Pornsiri’s 37 letters are addressed to her mum, dad and twin sibling, her high-school French teacher and close friends, all of whom she can pour out her heart in moments of both desperation and joy.

None, apart from her father, of course, could change the course of events, but the passion and cynical humour she brings to her letters make the book fascinating, for Pornsiri is no passive museum guide, and certainly not a passive narrator.

She recounts with great wit a flood of remembered episodes and personalities. Toward her parents she is respectful but unflattering, toward museum visitors candid and insightful.

These visitors always seemed to demand free admission, a free guide, free refreshments and free gifts, even as mum and dad were crippled by their investment of time and money and drifting apart.

The museum was free to visit for 18 years, but when it began charging a minimal fee, many who dropped by squawked at the cost and, finding that Pornsiri couldn’t be persuaded to waive the fee one last time, refused to enter.

Then there were the requests from the museum’s donors to get their money back! Donation envelopes that were handed over by famous people, amid great fanfare and grand speeches to the assembled cameras, were often requested returned.

Equally annoying was the common assumption that, since the museum was privately run, its hours were flexible enough that appointments to visit could be made – and then carelessly missed by three or four hours, even on days it was normally closed. Like many open-shelf facilities, Pornsiri’s museum has seen its share of thievery. The family reluctantly began keeping certain items in locked display cases.

But even robbery wasn’t as bad as the sadism that occasionally cropped up. Guests would sometimes ask Pornsiri to place her own hand inside a wooden box used to trap and kill bamboo rats. They wanted to see a “live” demonstration.

And there was verbal sexual abuse when Pornsiri or other female staff members showed a breast-shaped wooden device traditionally used for self-massage.

Fortunately, there is much more to the book than uncivilised behaviour. As it traces the three decades in the museum’s life, “Luk Sao Pipitaphan” also serves as a pocket history of the author’s childhood.

She grew up with the collection, and suffered emotionally as a result.
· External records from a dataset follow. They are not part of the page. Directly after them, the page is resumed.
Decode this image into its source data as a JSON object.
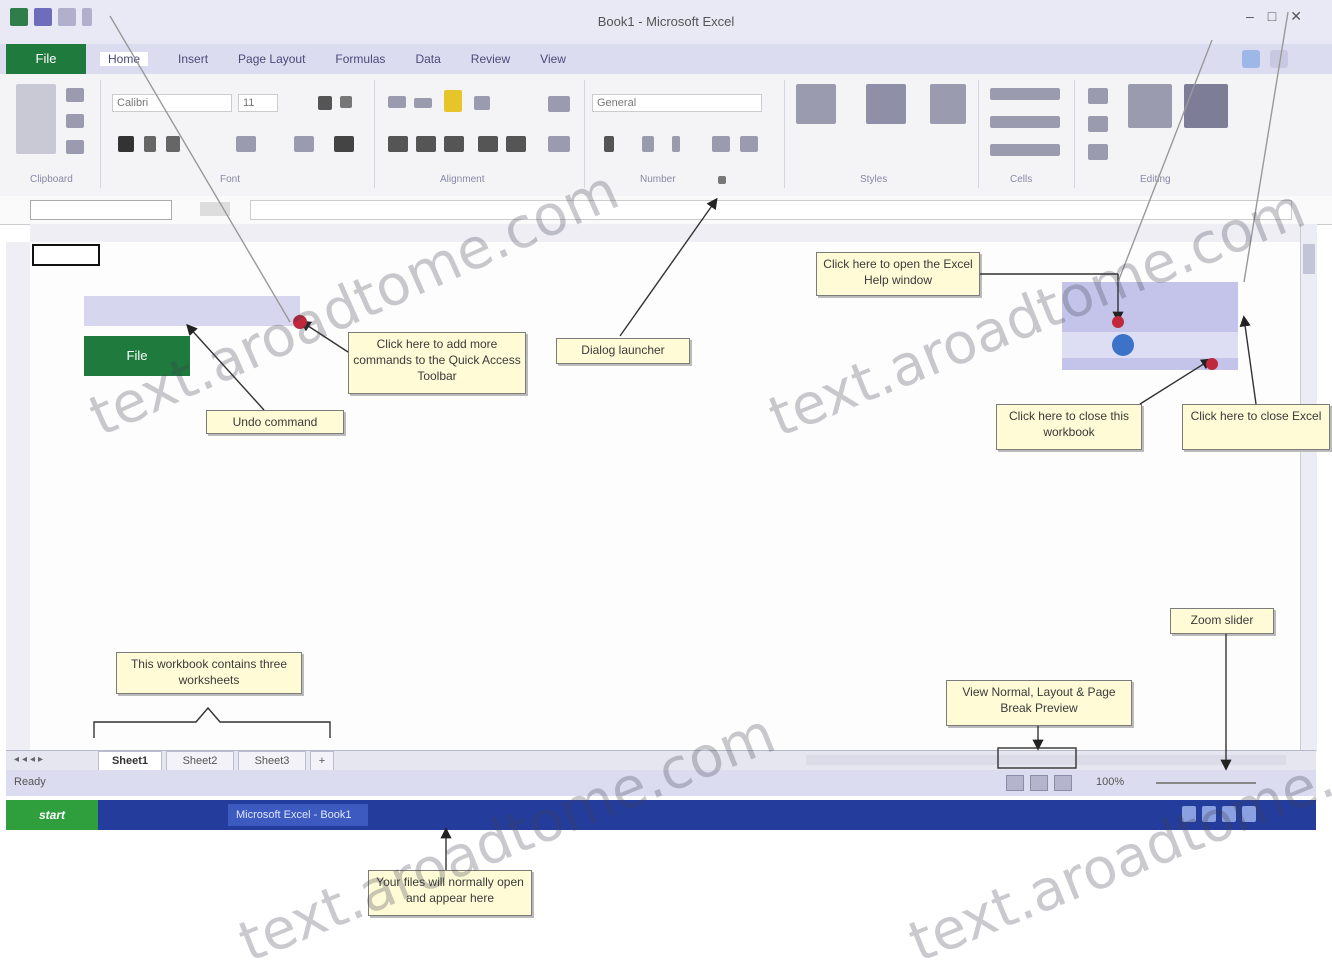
{
  "window": {
    "title": "Book1 - Microsoft Excel",
    "controls": [
      "–",
      "□",
      "✕"
    ]
  },
  "ribbon": {
    "file_tab": "File",
    "tabs": [
      "Home",
      "Insert",
      "Page Layout",
      "Formulas",
      "Data",
      "Review",
      "View"
    ],
    "groups": [
      "Clipboard",
      "Font",
      "Alignment",
      "Number",
      "Styles",
      "Cells",
      "Editing"
    ],
    "font_name": "Calibri",
    "font_size": "11",
    "number_format": "General"
  },
  "sheet": {
    "tabs": [
      "Sheet1",
      "Sheet2",
      "Sheet3"
    ],
    "active_tab": "Sheet1"
  },
  "status": {
    "ready": "Ready",
    "zoom": "100%"
  },
  "taskbar": {
    "start": "start",
    "item": "Microsoft Excel - Book1"
  },
  "inset_left": {
    "file_label": "File"
  },
  "callouts": {
    "qat_add": "Click here to add more commands to the Quick Access Toolbar",
    "undo": "Undo command",
    "dialog_launcher": "Dialog launcher",
    "ribbon_minimize": "Click here to open the Excel Help window",
    "close_workbook": "Click here to close this workbook",
    "close_excel": "Click here to close Excel",
    "three_sheets": "This workbook contains three worksheets",
    "view_buttons": "View Normal, Layout & Page Break Preview",
    "zoom_slider": "Zoom slider",
    "taskbar_note": "Your files will normally open and appear here"
  },
  "watermark": "text.aroadtome.com",
  "colors": {
    "file_tab": "#1e7a3d",
    "callout_bg": "#fefbd6",
    "taskbar": "#243d9c",
    "start": "#2f9e3d"
  }
}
Constantly torn between “dad’s dream and mum’s nightmare”, she had a love-and-hate relationship with the museum, yet ultimately decided to follow her little-educated father’s wish and study archaeology.

In the end, she is not only reconciled with her destiny, but in love with the museum. The minimal entrance fee, it turns out, helps weed out disinterested guests, and anyway, there’s still a one-baht flat rate when teachers bring in poor children from remote schools.

There is a lot going on in the book, some of which could have been developed further, such as the story of her father, Tawee Booranaket, who’s now in his 70s.

His daughter’s portrait of him, as a “mad” collector of “junk” that would become museum pieces, remains sketchy. Readers learn little about him as a person, and nothing at all about how this former low-ranking army map-maker evolved into a museum curator.

Pornsiri mentions only in passing that the money for the museum derived mainly from the family’s foundry, which cast Buddha images. Her father had established the foundry after leaving the army at 46, realising he had a dream to pursue.

And a story that made headlines for weeks – the local government’s imposition this year of a retroactive tax on the museum – is touched upon only briefly. It’s too important a detail to skim past: Private museums’ lack of legal status in a country where most such facilities are run by monks is a national issue.

There seems to be more to Pornsiri herself as well. It’s interesting that she wrote the book in longhand using her left hand, though she’s right-handed and inscribes the family’s brass Buddha images with her right hand. Her left hand she saves for important writings – such as this book.